Che cosa lega così manifesti individualismi? Passando in questi giorni per piazza Unità a Trieste li vedevi lì seduti per terra, separati e uniti, in una specie di curiosa quotidianità in cui qualcuno faceva esercizi yoga, un altro perfino aveva atteggiamenti di preghiera, e c’era anche chi si era portato un divano su cui riposarsi. Potremmo archiviare tutto ciò come quisquilie buone per i media, ma perché negare che vi si può intravvedere anche un insoddisfatto bisogno di vita? Certo è ben “strana” e contraddittoria questa richiesta di libertà del tutto individuale che esprime la necessità di uno stare assieme, rifiutando una comunità davvero responsabile del proprio legame intersoggettivo.

4 COMMENTS

  1. Caro Pier Aldo, se vuoi sapere chi sono i manifestanti, e ti interessa una narrazione non completamente falsata dai media di ciò che è accaduto nelle ultime settimane, ti consiglio caldamente di leggere questa “cronaca” degli eventi (fin troppo onesta, considerate le bufale che si raccontano dall’altra parte). https://www.infoaut.org/precariato-sociale/una-prospettiva-sulle-mobilitazioni-contro-il-green-pass-a-trieste-seconda-parte
    E’ scritta dai compagni che sono tra gli organizzatori delle proteste triestine fin dal principio; proteste che vengono da lontano e che, inizialmente, erano rivolte contro l’assurdità del coprifuoco – misura con cui l’anno scorso evidentemente già ci si “scaldava” per la creazione di questo bel climetto repressivo in cui ci troviamo, e di cui personalmente mi spiace non trovare mai menzione nei tuoi recenti interventi (come mi spiace non trovare traccia di riflessioni sull’evidente ricatto sul lavoro che il GP rappresenta per le classi più povere e per i ceti più “popolari” della città e del Paese, o sulla vera e propria distruzione “finale” dei diritti dei lavoratori che questo disgustoso liquidatore neolibrale di nome Draghi sta svolgendo indisturbato, e anzi tra gli applausi di molte persone che osano ancora di dirsi di sinistra .
    ps: credo troverai in quell’articolo molte risposte alle domande che poni, in particolare rispetto a cosa sia oggi una “comunità” (prima ancora di porsi il problema se “responsabile” o meno): se – come noti giustamente nella tua riflessione – una “comunità” è quella di una piazza di decine di migliaia di persone che si ritrova, si confronta, vuole imparare a conoscersi, mangia e beve assieme…, o se invece una “comunità” sarebbe quella che mette firme online – per “credere” a “La Scienza” – fomentata dal Piccolo e dai soliti piddini.

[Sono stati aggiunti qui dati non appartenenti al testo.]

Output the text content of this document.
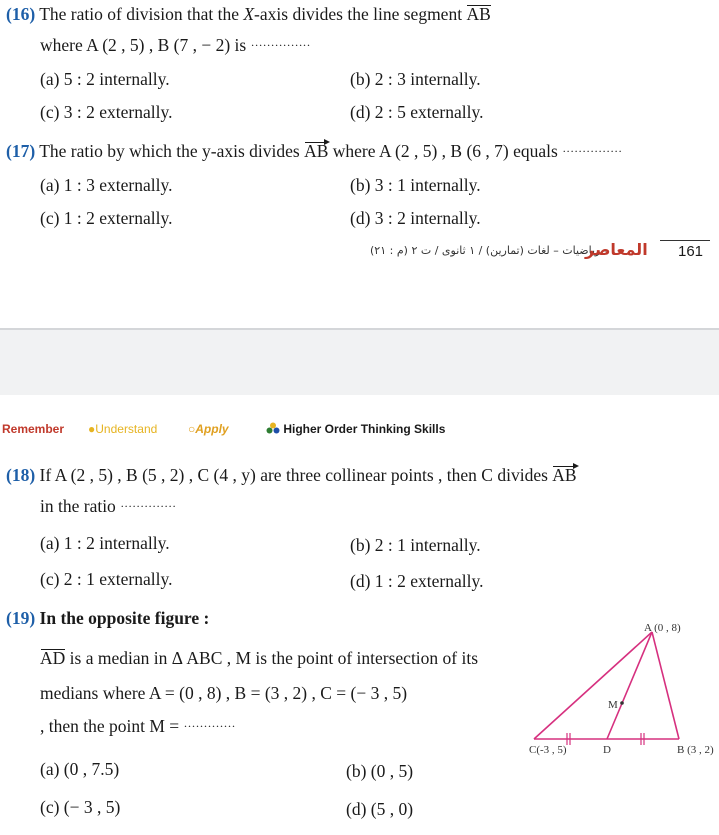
(16) The ratio of division that the X-axis divides the line segment AB
where A (2 , 5) , B (7 , − 2) is ···············
(a) 5 : 2 internally.	(b) 2 : 3 internally.
(c) 3 : 2 externally.	(d) 2 : 5 externally.
(17) The ratio by which the y-axis divides AB where A (2 , 5) , B (6 , 7) equals ···············
(a) 1 : 3 externally.	(b) 3 : 1 internally.
(c) 1 : 2 externally.	(d) 3 : 2 internally.
– رياضيات – لغات (تمارين) / ١ ثانوى / ت ٢ (م : ٢١)
المعاصر 161
Remember ●Understand	○Apply	Higher Order Thinking Skills
(18) If A (2 , 5) , B (5 , 2) , C (4 , y) are three collinear points , then C divides AB
in the ratio ··············
(a) 1 : 2 internally.	(b) 2 : 1 internally.
(c) 2 : 1 externally.	(d) 1 : 2 externally.
(19) In the opposite figure :
AD is a median in Δ ABC , M is the point of intersection of its
medians where A = (0 , 8) , B = (3 , 2) , C = (− 3 , 5)
, then the point M = ·············
(a) (0 , 7.5)	(b) (0 , 5)
(c) (− 3 , 5)	(d) (5 , 0)
A (0 , 8)
B (3 , 2)
C(-3 , 5)	D
M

    • Bella riflessione, ne avevamo già parlato in privato, mi piacerebbe pero’ chiedere a questo compagno (e a te, e a Pier Aldo) se pensate che lo sciopero a cui ho partecipato entsusiasta dell’11 ottobre – e relativo corteo triestino con più di mille persone (la metà almeno di queste presenti anche alle manifestazioni noGP) – organizzato dai sindacati di base, comunisti e anarchici, avrebbe avuto lo stesso successo senza le precedenti manifestazioni no-Gp. Detto piu’ seccamente: a livello teorico condivido tutto, ma poi c’e’ il reale di una scelta da fare. E spiace un po’che anche in ambienti più che amici non ci si accorga che, volente o nolente, queste piazze stanno riportando “a forza” alcuni temi fondamentali di cui poi tutti i movimenti stanno beneficiando.

    • In ogni caso i punti 2) e 4) del pezzo mi sembrano i più deboli. Il primo perche’ mettere davanti la questione sanitaria (vaccini) a quella dei diritti dei lavoratori (ricatto operato per mezzo del GP) e’ una valutazione del tutto arbitraria, e già “politica”.E il secondo perche’ e’ probabile che la richiesta dei tamponi gratuiti non sia fatta esplicitamente perché rappresenta una possibile mediazione tra le richieste dei manifestanti e le posizioni intransigenti del governo. E infine, l’articolo mi sembra mancare di chiarezza rispetto a quale dei due coordinamenti, ormai separati, indirizza le sue riflessioni (forse perché scritto troppo a ridosso degli “eventi”?).
      Ultima cosa, mi rammarico che non sia tra i punti programmatici del coordinamento, ma ho sentito personalmente lo speaker delle manifestazioni lamentare invece il fatto che i brevetti del vaccino siano nelle mani di poche aziende private e non vengano resi pubblici e messi a disposizione dei paesi più poveri.